July 6th, 2021 09:00

Start with the Dell diagnostics, and in particular run an extended memory test.  If an error starting with 2000- arises, record it together with the validation code and contact Dell support for repair.

If the memory test produces no errors, start by using something like WhoCrashed (the free edition works fine) to inspect the memory dump log.  That should point you to the software that's causing the problem.

While it could be a hardware problem, you may ultimately have to face the fact that a $1,500 mid-level consumer grade notebook is not suitable as a "strong, reliable laptop that I could count on for data analytics".  That job may very well require a workstation-class system, which your Inspiron emphatically is not designed to be.

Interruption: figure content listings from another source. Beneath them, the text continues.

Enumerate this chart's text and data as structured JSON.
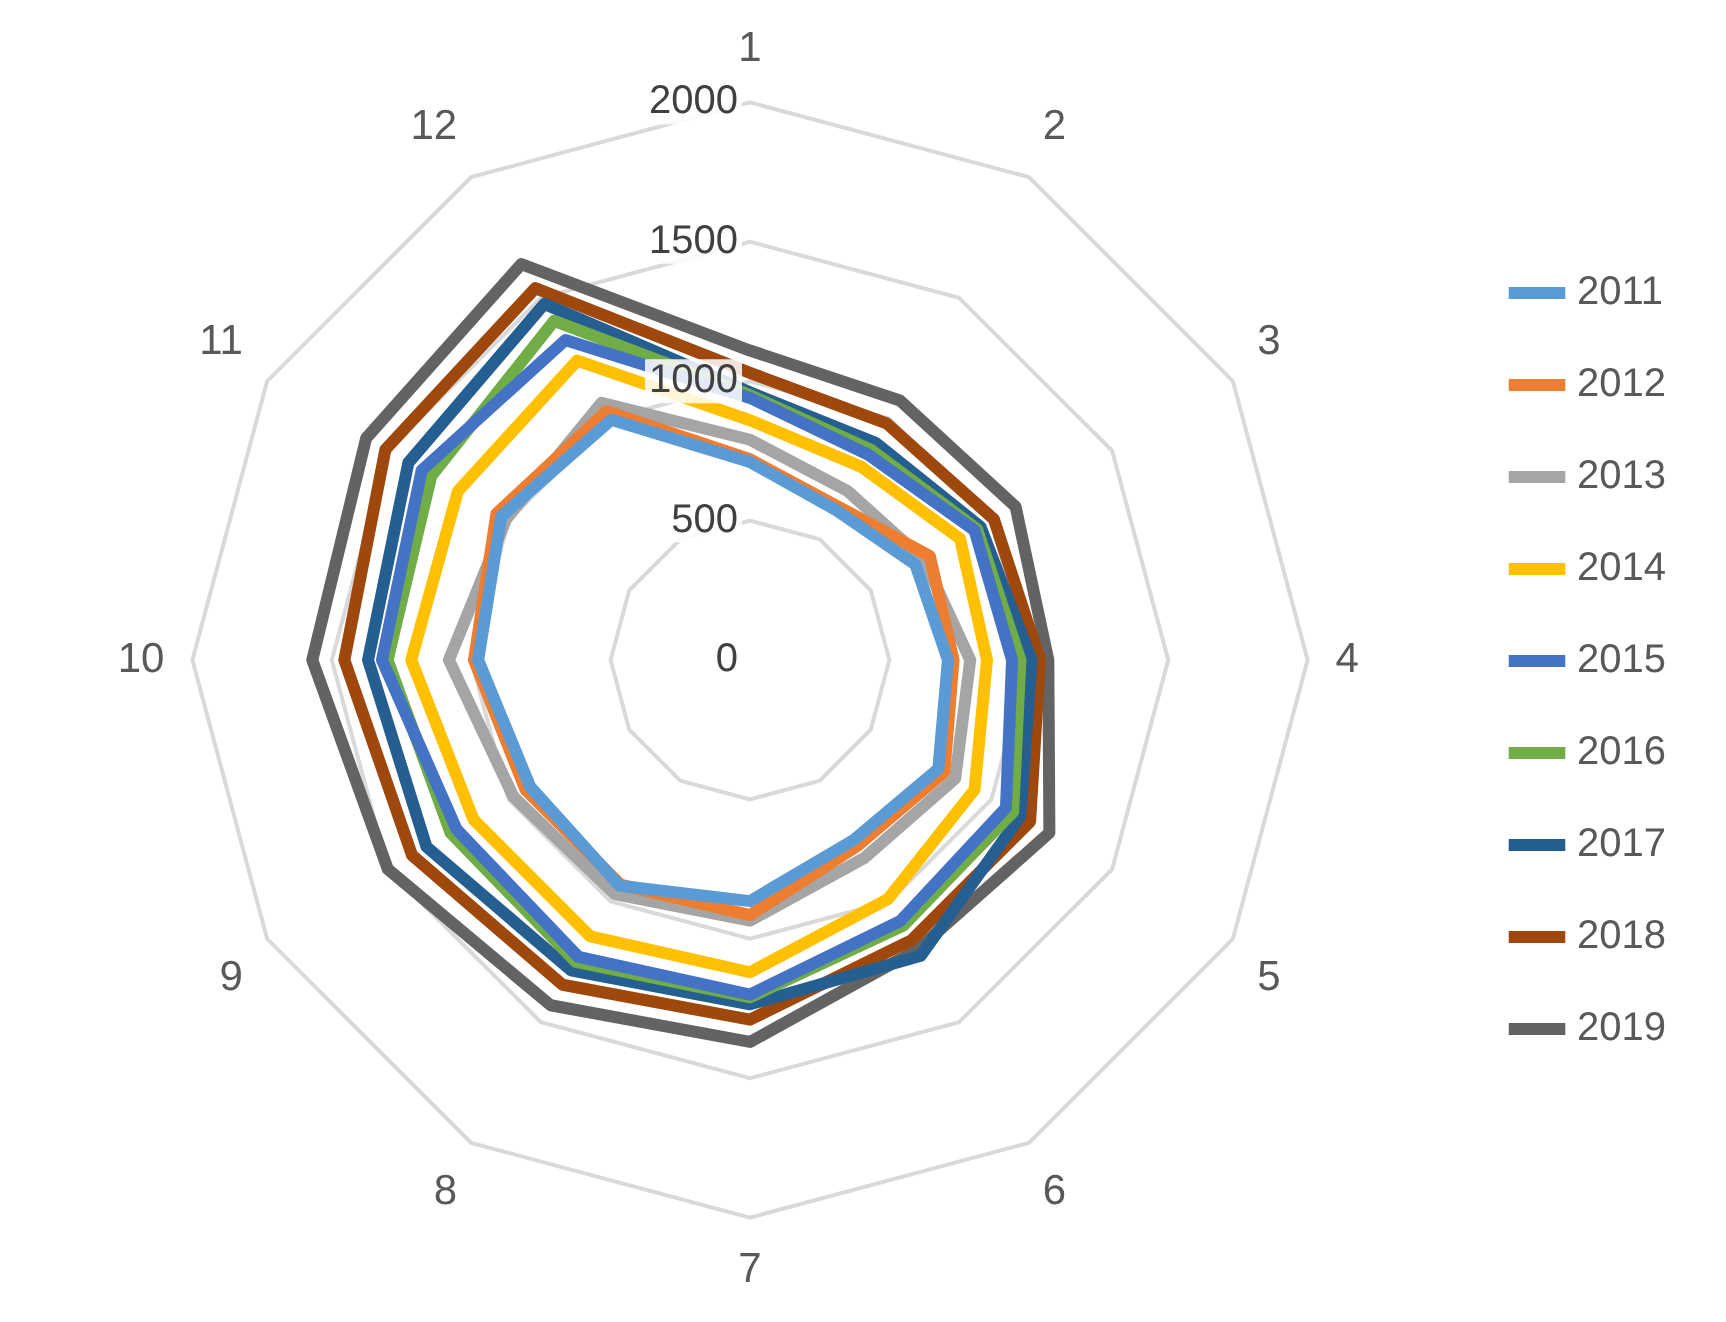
{
  "chart_data": {
    "type": "radar",
    "categories": [
      "1",
      "2",
      "3",
      "4",
      "5",
      "6",
      "7",
      "8",
      "9",
      "10",
      "11",
      "12"
    ],
    "ylim": [
      0,
      2000
    ],
    "yticks": [
      0,
      500,
      1000,
      1500,
      2000
    ],
    "grid": true,
    "legend": "right",
    "marker": "none",
    "line_style": "solid",
    "series": [
      {
        "name": "2011",
        "color": "#5b9bd5",
        "values": [
          710,
          620,
          685,
          710,
          780,
          745,
          865,
          935,
          910,
          975,
          1030,
          995
        ]
      },
      {
        "name": "2012",
        "color": "#ed7d31",
        "values": [
          720,
          635,
          745,
          730,
          805,
          770,
          915,
          930,
          930,
          990,
          1050,
          1030
        ]
      },
      {
        "name": "2013",
        "color": "#a5a5a5",
        "values": [
          790,
          700,
          720,
          790,
          850,
          820,
          935,
          970,
          980,
          1080,
          1010,
          1065
        ]
      },
      {
        "name": "2014",
        "color": "#ffc000",
        "values": [
          860,
          800,
          870,
          850,
          930,
          990,
          1120,
          1145,
          1145,
          1215,
          1210,
          1240
        ]
      },
      {
        "name": "2015",
        "color": "#4472c4",
        "values": [
          940,
          850,
          930,
          940,
          1060,
          1080,
          1200,
          1230,
          1215,
          1320,
          1360,
          1325
        ]
      },
      {
        "name": "2016",
        "color": "#70ad47",
        "values": [
          950,
          870,
          940,
          970,
          1090,
          1100,
          1210,
          1250,
          1240,
          1300,
          1320,
          1405
        ]
      },
      {
        "name": "2017",
        "color": "#255e91",
        "values": [
          960,
          900,
          955,
          1010,
          1120,
          1225,
          1235,
          1285,
          1340,
          1370,
          1415,
          1475
        ]
      },
      {
        "name": "2018",
        "color": "#9e480e",
        "values": [
          1030,
          980,
          1010,
          1040,
          1160,
          1160,
          1290,
          1345,
          1400,
          1455,
          1510,
          1540
        ]
      },
      {
        "name": "2019",
        "color": "#636363",
        "values": [
          1110,
          1075,
          1100,
          1070,
          1240,
          1200,
          1370,
          1430,
          1500,
          1570,
          1590,
          1640
        ]
      }
    ]
  }
}
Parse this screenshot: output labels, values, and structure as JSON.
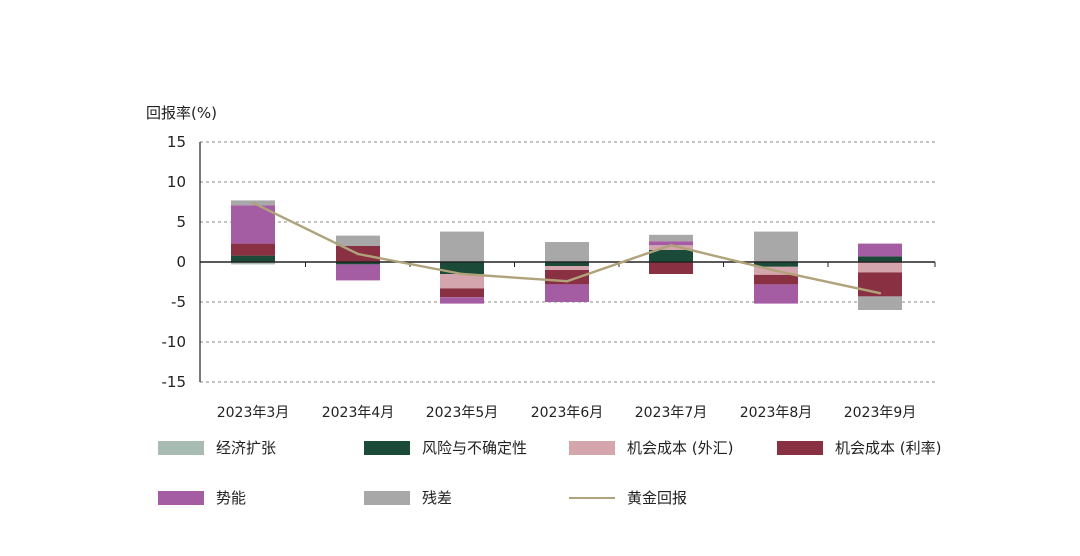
{
  "chart_data": {
    "type": "bar",
    "stacked": true,
    "ylabel": "回报率(%)",
    "ylim": [
      -15,
      15
    ],
    "yticks": [
      15,
      10,
      5,
      0,
      -5,
      -10,
      -15
    ],
    "grid": true,
    "legend_position": "bottom",
    "categories": [
      "2023年3月",
      "2023年4月",
      "2023年5月",
      "2023年6月",
      "2023年7月",
      "2023年8月",
      "2023年9月"
    ],
    "series": [
      {
        "name": "经济扩张",
        "color": "#a9bcb4",
        "values": [
          -0.3,
          0,
          0,
          0,
          0,
          0,
          0
        ]
      },
      {
        "name": "风险与不确定性",
        "color": "#1c4a38",
        "values": [
          0.8,
          -0.3,
          -1.5,
          -0.5,
          1.5,
          -0.6,
          0.7
        ]
      },
      {
        "name": "机会成本 (外汇)",
        "color": "#d4a5ad",
        "values": [
          0,
          0,
          -1.8,
          -0.5,
          0.6,
          -1.0,
          -1.3
        ]
      },
      {
        "name": "机会成本 (利率)",
        "color": "#8a3043",
        "values": [
          1.5,
          2.0,
          -1.1,
          -1.8,
          -1.5,
          -1.2,
          -3.0
        ]
      },
      {
        "name": "势能",
        "color": "#a45da3",
        "values": [
          4.8,
          -2.0,
          -0.8,
          -2.2,
          0.5,
          -2.4,
          1.6
        ]
      },
      {
        "name": "残差",
        "color": "#a8a8a8",
        "values": [
          0.6,
          1.3,
          3.8,
          2.5,
          0.8,
          3.8,
          -1.7
        ]
      }
    ],
    "line_series": {
      "name": "黄金回报",
      "color": "#b0a27a",
      "values": [
        7.4,
        1.0,
        -1.5,
        -2.4,
        2.1,
        -1.1,
        -3.9
      ]
    }
  }
}
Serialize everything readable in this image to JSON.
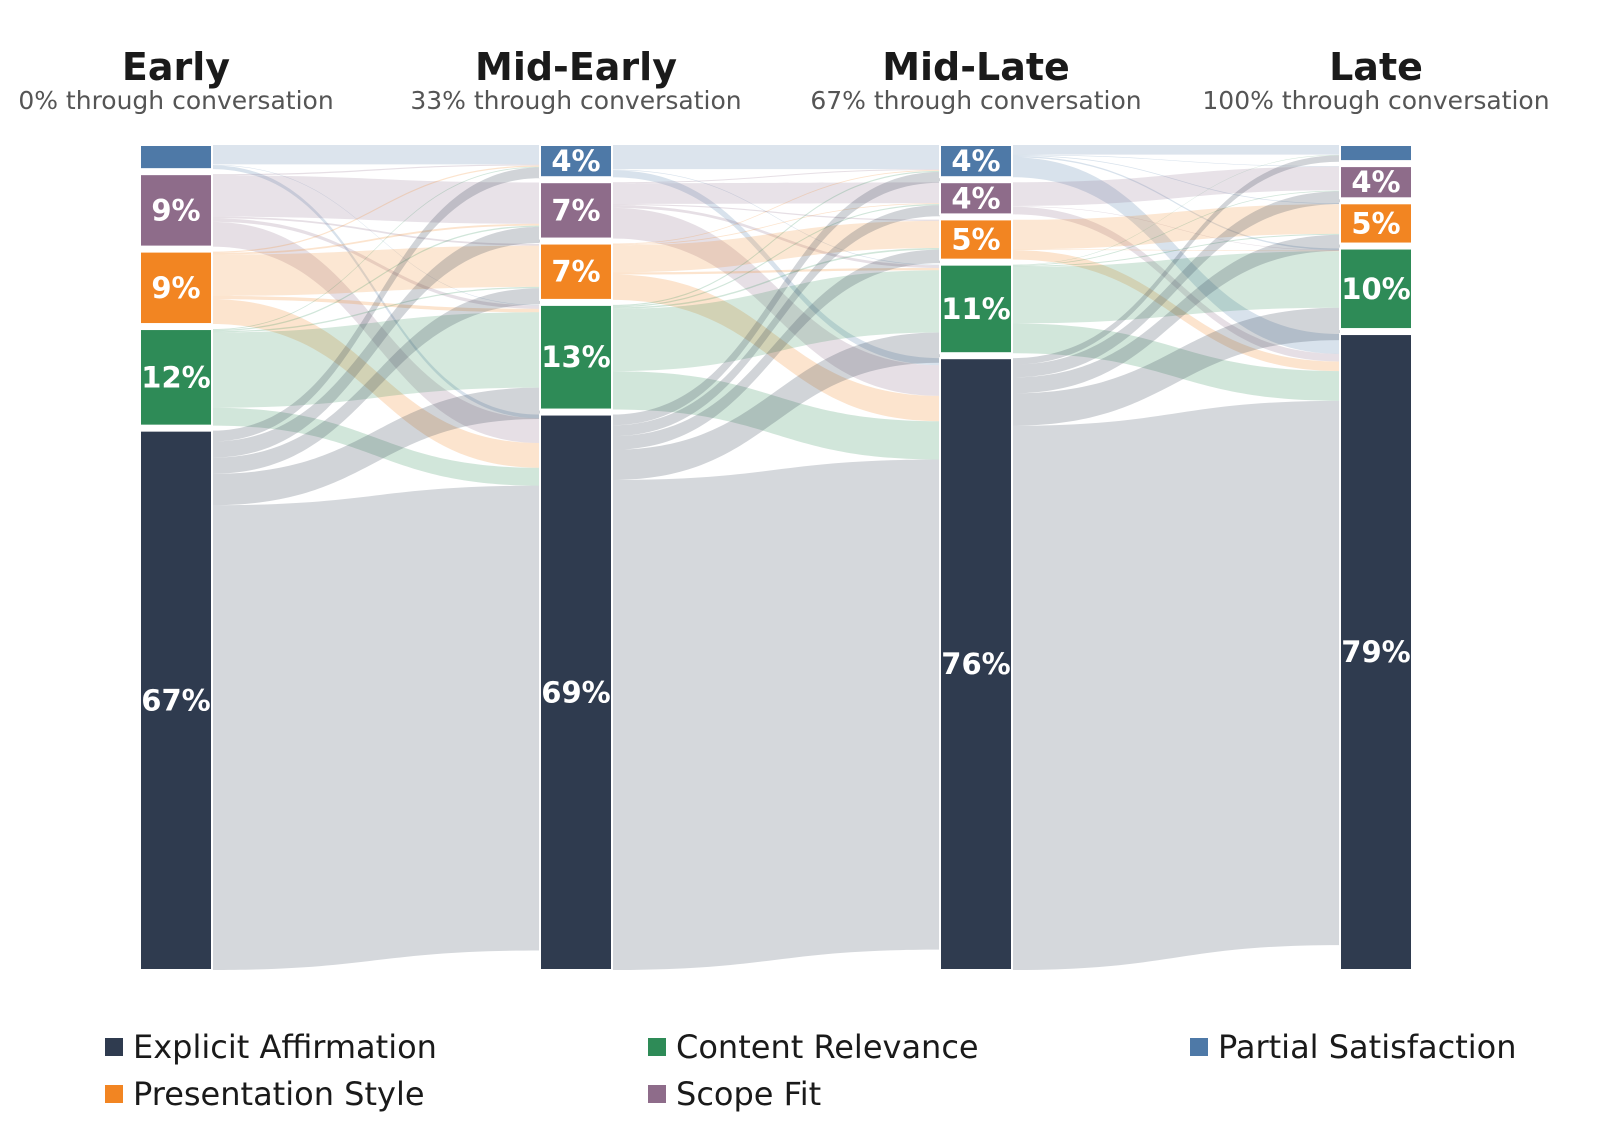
{
  "chart_data": {
    "type": "sankey",
    "stages": [
      {
        "name": "Early",
        "subtitle": "0% through conversation"
      },
      {
        "name": "Mid-Early",
        "subtitle": "33% through conversation"
      },
      {
        "name": "Mid-Late",
        "subtitle": "67% through conversation"
      },
      {
        "name": "Late",
        "subtitle": "100% through conversation"
      }
    ],
    "categories": [
      {
        "key": "partial",
        "name": "Partial Satisfaction",
        "color": "#4e79a7"
      },
      {
        "key": "scope",
        "name": "Scope Fit",
        "color": "#8e6c8a"
      },
      {
        "key": "presentation",
        "name": "Presentation Style",
        "color": "#f28522"
      },
      {
        "key": "content",
        "name": "Content Relevance",
        "color": "#2e8b57"
      },
      {
        "key": "explicit",
        "name": "Explicit Affirmation",
        "color": "#2f3b4f"
      }
    ],
    "shares": [
      [
        3,
        9,
        9,
        12,
        67
      ],
      [
        4,
        7,
        7,
        13,
        69
      ],
      [
        4,
        4,
        5,
        11,
        76
      ],
      [
        2,
        4,
        5,
        10,
        79
      ]
    ],
    "segment_labels": [
      [
        "",
        "9%",
        "9%",
        "12%",
        "67%"
      ],
      [
        "4%",
        "7%",
        "7%",
        "13%",
        "69%"
      ],
      [
        "4%",
        "4%",
        "5%",
        "11%",
        "76%"
      ],
      [
        "",
        "4%",
        "5%",
        "10%",
        "79%"
      ]
    ],
    "legend": {
      "rows": [
        [
          "Explicit Affirmation",
          "Content Relevance",
          "Partial Satisfaction"
        ],
        [
          "Presentation Style",
          "Scope Fit"
        ]
      ],
      "placement": "bottom"
    }
  }
}
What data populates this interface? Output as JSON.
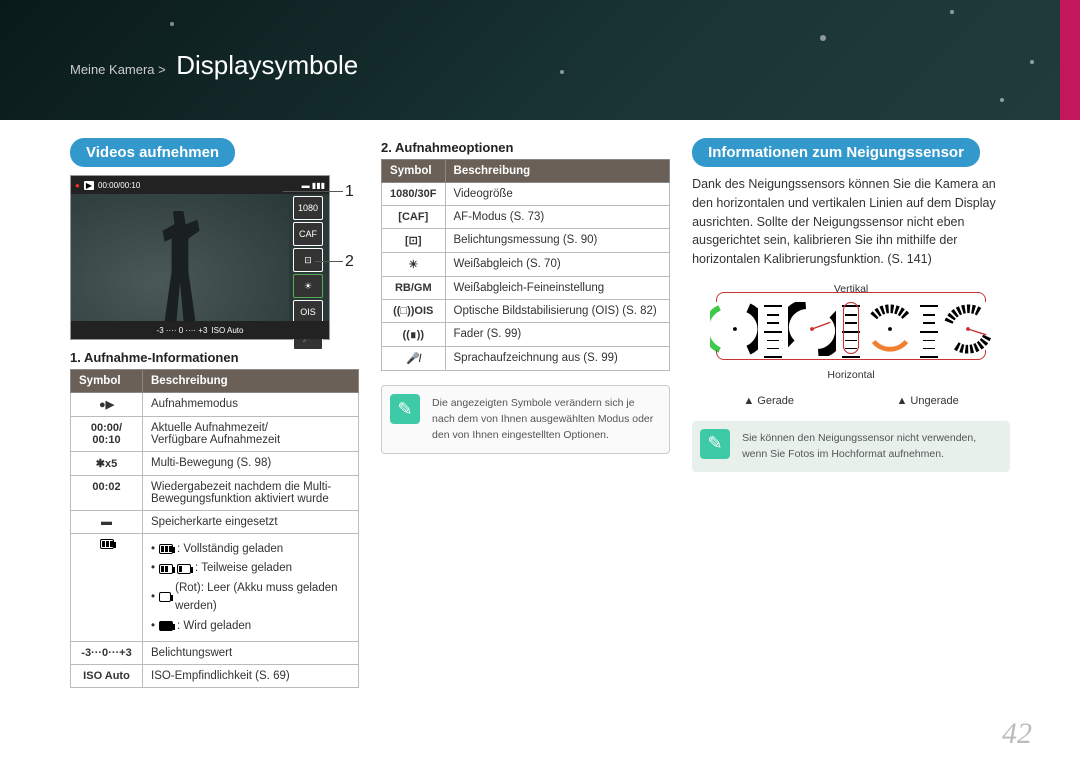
{
  "breadcrumb": "Meine Kamera >",
  "page_title": "Displaysymbole",
  "page_number": "42",
  "col1": {
    "pill": "Videos aufnehmen",
    "section1_title": "1. Aufnahme-Informationen",
    "callout_1": "1",
    "callout_2": "2",
    "table": {
      "head_symbol": "Symbol",
      "head_desc": "Beschreibung",
      "rows": [
        {
          "sym": "●▶",
          "desc": "Aufnahmemodus"
        },
        {
          "sym": "00:00/ 00:10",
          "desc": "Aktuelle Aufnahmezeit/\nVerfügbare Aufnahmezeit"
        },
        {
          "sym": "✱x5",
          "desc": "Multi-Bewegung (S. 98)"
        },
        {
          "sym": "00:02",
          "desc": "Wiedergabezeit nachdem die Multi-Bewegungsfunktion aktiviert wurde"
        },
        {
          "sym": "▬",
          "desc": "Speicherkarte eingesetzt"
        },
        {
          "sym": "batt",
          "desc": "battery-list"
        },
        {
          "sym": "-3···0···+3",
          "desc": "Belichtungswert"
        },
        {
          "sym": "ISO Auto",
          "desc": "ISO-Empfindlichkeit (S. 69)"
        }
      ],
      "battery_items": [
        ": Vollständig geladen",
        ": Teilweise geladen",
        "(Rot): Leer (Akku muss geladen werden)",
        ": Wird geladen"
      ]
    }
  },
  "col2": {
    "section_title": "2. Aufnahmeoptionen",
    "table": {
      "head_symbol": "Symbol",
      "head_desc": "Beschreibung",
      "rows": [
        {
          "sym": "1080/30F",
          "desc": "Videogröße"
        },
        {
          "sym": "[CAF]",
          "desc": "AF-Modus (S. 73)"
        },
        {
          "sym": "[⊡]",
          "desc": "Belichtungsmessung (S. 90)"
        },
        {
          "sym": "☀",
          "desc": "Weißabgleich (S. 70)"
        },
        {
          "sym": "RB/GM",
          "desc": "Weißabgleich-Feineinstellung"
        },
        {
          "sym": "((□))OIS",
          "desc": "Optische Bildstabilisierung (OIS) (S. 82)"
        },
        {
          "sym": "((∎))",
          "desc": "Fader (S. 99)"
        },
        {
          "sym": "🎤̸",
          "desc": "Sprachaufzeichnung aus (S. 99)"
        }
      ]
    },
    "note": "Die angezeigten Symbole verändern sich je nach dem von Ihnen ausgewählten Modus oder den von Ihnen eingestellten Optionen."
  },
  "col3": {
    "pill": "Informationen zum Neigungssensor",
    "desc": "Dank des Neigungssensors können Sie die Kamera an den horizontalen und vertikalen Linien auf dem Display ausrichten. Sollte der Neigungssensor nicht eben ausgerichtet sein, kalibrieren Sie ihn mithilfe der horizontalen Kalibrierungsfunktion. (S. 141)",
    "label_vertical": "Vertikal",
    "label_horizontal": "Horizontal",
    "legend_straight": "Gerade",
    "legend_uneven": "Ungerade",
    "note": "Sie können den Neigungssensor nicht verwenden, wenn Sie Fotos im Hochformat aufnehmen."
  },
  "screenshot": {
    "time_elapsed": "00:00/00:10",
    "multi_time": "00:02",
    "iso": "ISO Auto"
  },
  "colors": {
    "accent": "#3399cc",
    "stripe": "#c2185b",
    "tilt_green": "#3ec94a",
    "tilt_orange": "#f08030",
    "note_bg": "#3ec9a7",
    "table_header": "#6b6057"
  }
}
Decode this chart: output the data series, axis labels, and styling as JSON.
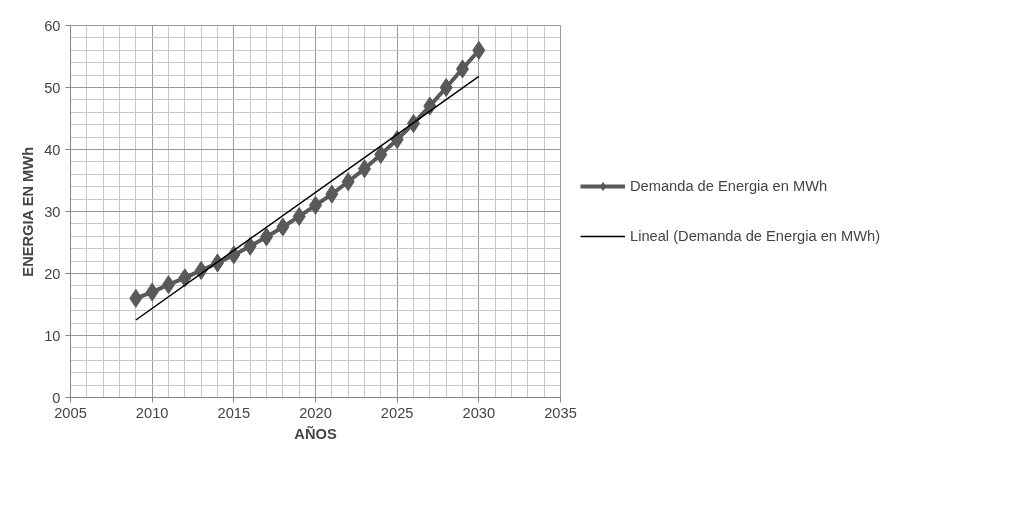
{
  "chart_data": {
    "type": "line",
    "xlabel": "AÑOS",
    "ylabel": "ENERGIA EN MWh",
    "x": [
      2009,
      2010,
      2011,
      2012,
      2013,
      2014,
      2015,
      2016,
      2017,
      2018,
      2019,
      2020,
      2021,
      2022,
      2023,
      2024,
      2025,
      2026,
      2027,
      2028,
      2029,
      2030
    ],
    "series": [
      {
        "name": "Demanda de Energia en MWh",
        "color": "#595959",
        "marker": "diamond",
        "line_style": "solid",
        "values": [
          16,
          17,
          18.2,
          19.3,
          20.5,
          21.7,
          23,
          24.4,
          25.9,
          27.5,
          29.2,
          31,
          32.8,
          34.8,
          36.9,
          39.2,
          41.6,
          44.2,
          47,
          50,
          53,
          56
        ]
      },
      {
        "name": "Lineal (Demanda de Energia en MWh)",
        "color": "#000000",
        "marker": "none",
        "line_style": "solid",
        "x": [
          2009,
          2030
        ],
        "values": [
          12.5,
          51.8
        ]
      }
    ],
    "xlim": [
      2005,
      2035
    ],
    "ylim": [
      0,
      60
    ],
    "xticks": [
      2005,
      2010,
      2015,
      2020,
      2025,
      2030,
      2035
    ],
    "yticks": [
      0,
      10,
      20,
      30,
      40,
      50,
      60
    ],
    "grid": true,
    "legend": "right"
  }
}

As for the rest, carefully read the terms of sale to which you agreed in making your purchase.

https://www.dell.com/learn/us/en/uscorp1/terms-of-sale-consumer?c=us&l=en&s=corp&cs=uscorp1

July 12th, 2021 09:00

I do not process large volumes of data.

If my 6 year old Toshiba laptop can process spread sheet data, then this system should be able to.

I didn't buy this unit to play games. I bought this unit as a business machine. It has a lot more processing power and memory than my work laptop that I have been working from home with for over a year and that is a much older laptop.

So what you're telling me is tough....buyer beware?????